We've run dozens of other experiments with doorbells and whistles and dropped food and crinkling treat bags. We get the same reactions each time. If Liam can't see it, he does not react to it. 

Liam the pug in closeup

There is one approved, formal hearing test for dogs, and there is a veterinarian about an hour from my home that performs these tests. But, this BAER test involves placing three electrodes on the dog's face for the duration of the test. Liam is an absolute whirling mess of nerves at the veterinarian's office, and he has become so upset at anything near his face that he has nearly hyperventilated. Considering that there is no real treatment for deafness like his, I'm not sure I want to put him through a formal test--just in case.

That said, an infection has been ruled out for Liam. Serious ear infections and wax plugs can cause signs of deafness, so dogs who can't seem to hear should always go to the vet. Liam did.

But deaf dogs can--and often do--live very productive and helpful lives. They adjust, as Liam has done, with the help of their people. I'll be learning more about hand signals, for example, and we're already looking for ways to modify the few hand commands he does know into big gestures he can see from long distances. Watch for that on the blog in the coming months.

But this St. Patrick's Day, raise a glass to a very smart and sweet little pug who has been dealing with this challenge admirably, all on his own. Liam is truly extraordinary, and I'm so glad he's with me. And do leave me a note before you go, okay?


  1. Sounds like you have got some training to learn. People training I mean. Liam seems just as happy as ever! Seriously, it's good that you now know and can take steps to learn new ways to communicate.

  2. Liam is in good hands. I look forward to hearing about how the training with hand signals is going and to his photo shoots!

  3. You and Liam will make a mighty fine team in this new stage in his life, we have no doubt about that. Growing up, one of my family's older dogs became deaf, and she lived nearly 5 years like that. She was as happy as could be. We taught her hand signals and other cues, taught her to react to the sight of items such as her leash and treats rather than go by verbal commands, and though she was never an aggressive dog, we started knocking on the floors and such to wake her up prior to touching her, just in case. Liam looks like a perfectly happy fellow still, so we know you and he will work through this just fine!

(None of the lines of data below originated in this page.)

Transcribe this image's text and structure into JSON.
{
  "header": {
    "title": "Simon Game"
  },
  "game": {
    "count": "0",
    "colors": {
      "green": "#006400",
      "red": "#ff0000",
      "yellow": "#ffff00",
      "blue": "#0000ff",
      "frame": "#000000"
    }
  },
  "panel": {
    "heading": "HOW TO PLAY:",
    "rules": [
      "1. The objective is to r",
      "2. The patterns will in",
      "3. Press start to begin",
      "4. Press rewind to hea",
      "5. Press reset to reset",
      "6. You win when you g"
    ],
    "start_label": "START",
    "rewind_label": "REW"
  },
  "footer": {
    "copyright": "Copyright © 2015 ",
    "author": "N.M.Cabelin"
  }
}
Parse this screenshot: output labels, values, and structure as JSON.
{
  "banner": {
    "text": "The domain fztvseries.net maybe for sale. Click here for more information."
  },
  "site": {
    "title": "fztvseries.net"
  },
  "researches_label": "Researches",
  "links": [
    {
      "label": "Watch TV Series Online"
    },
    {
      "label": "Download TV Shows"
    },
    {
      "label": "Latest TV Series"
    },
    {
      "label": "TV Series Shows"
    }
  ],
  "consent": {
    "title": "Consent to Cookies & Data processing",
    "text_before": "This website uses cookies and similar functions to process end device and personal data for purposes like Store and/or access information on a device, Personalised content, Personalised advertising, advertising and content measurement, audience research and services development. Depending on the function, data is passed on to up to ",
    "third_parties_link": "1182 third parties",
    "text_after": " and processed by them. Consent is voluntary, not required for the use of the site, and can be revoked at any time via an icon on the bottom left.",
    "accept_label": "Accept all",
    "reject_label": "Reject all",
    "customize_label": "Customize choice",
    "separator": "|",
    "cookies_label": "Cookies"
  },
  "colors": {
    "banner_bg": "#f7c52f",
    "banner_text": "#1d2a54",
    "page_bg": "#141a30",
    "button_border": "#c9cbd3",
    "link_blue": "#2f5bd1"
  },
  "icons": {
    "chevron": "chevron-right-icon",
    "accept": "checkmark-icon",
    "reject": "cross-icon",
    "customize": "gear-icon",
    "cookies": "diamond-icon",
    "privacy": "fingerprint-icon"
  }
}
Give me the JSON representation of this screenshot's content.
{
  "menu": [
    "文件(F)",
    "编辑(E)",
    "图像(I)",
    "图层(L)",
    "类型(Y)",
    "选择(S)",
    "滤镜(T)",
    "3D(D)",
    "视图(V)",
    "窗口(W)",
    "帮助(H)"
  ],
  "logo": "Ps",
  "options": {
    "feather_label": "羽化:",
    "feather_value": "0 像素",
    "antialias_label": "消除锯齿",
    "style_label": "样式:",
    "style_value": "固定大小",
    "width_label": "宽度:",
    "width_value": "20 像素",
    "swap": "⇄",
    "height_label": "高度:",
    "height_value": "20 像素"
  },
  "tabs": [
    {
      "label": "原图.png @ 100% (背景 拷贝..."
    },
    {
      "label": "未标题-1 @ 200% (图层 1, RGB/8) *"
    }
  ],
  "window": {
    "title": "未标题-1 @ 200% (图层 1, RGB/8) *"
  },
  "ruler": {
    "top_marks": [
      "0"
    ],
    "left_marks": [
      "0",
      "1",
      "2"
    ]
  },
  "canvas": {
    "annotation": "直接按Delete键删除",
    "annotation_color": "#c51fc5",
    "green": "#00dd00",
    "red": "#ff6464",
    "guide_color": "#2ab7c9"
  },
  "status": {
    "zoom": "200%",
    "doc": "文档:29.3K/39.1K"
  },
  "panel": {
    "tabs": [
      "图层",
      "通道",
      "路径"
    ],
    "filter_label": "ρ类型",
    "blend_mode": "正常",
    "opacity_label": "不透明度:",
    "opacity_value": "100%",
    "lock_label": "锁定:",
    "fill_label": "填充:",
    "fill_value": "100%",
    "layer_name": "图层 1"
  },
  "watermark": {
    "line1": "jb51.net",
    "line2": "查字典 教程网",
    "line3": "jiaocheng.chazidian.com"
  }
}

    1. Knocking on the floor is a smart idea. We seem to scare him so often when we reach out to touch him. If he doesn't see us coming, he has no idea we're there!

  4. We're glad you figured hat out for Liam's sake especially. Our old Merci seems to be losing her hearing.

  5. We are just happy that you and your husband figured out that Liam can no longer hear. He's a smart guy, and it sounds like he's already learned to make adjustments. We know you'll work on even more things to help him, and look forward to reading how that goes. :)

  6. Poor Liam. At the end of last year, I noticed my cat Joanie was getting deaf. She always has a lot of wax and debris in her ears, but this time the ear drum was ruptured. I don't know what caused it, but she had to be put under and get it all cleaned out. It has since grown back and she can hear the treat bag from anywhere.

    1. Wow! Poor Joanie. I'm glad it was something simple. Who knew wax could cause such damage!

  7. Aww, poor Liam. How old is he? Molly and Pug are both dealing with hearing loss, but it's age related as they are 14 and 13. Getting Molly to come in from outside has been the biggest battle because she can't hear (it took us a while to realize this because she'd ALWAYS ignored if she didn't want to come in) so unless she is facing me and I can signal with my hands to come inside, I'm yelling into the wind. Pug's isn't as bad. He can still hear a bag crinkle! But when doing photos, especially outside with other noises, we have to use treats because his nose works better than his eyes or ears.

    1. Liam is about 10yo, so this seems early to me. (And we really knew he was deaf, BTW, when he could no longer hear treat bags rattle. When a pug doesn't come running for food, you know something is up!)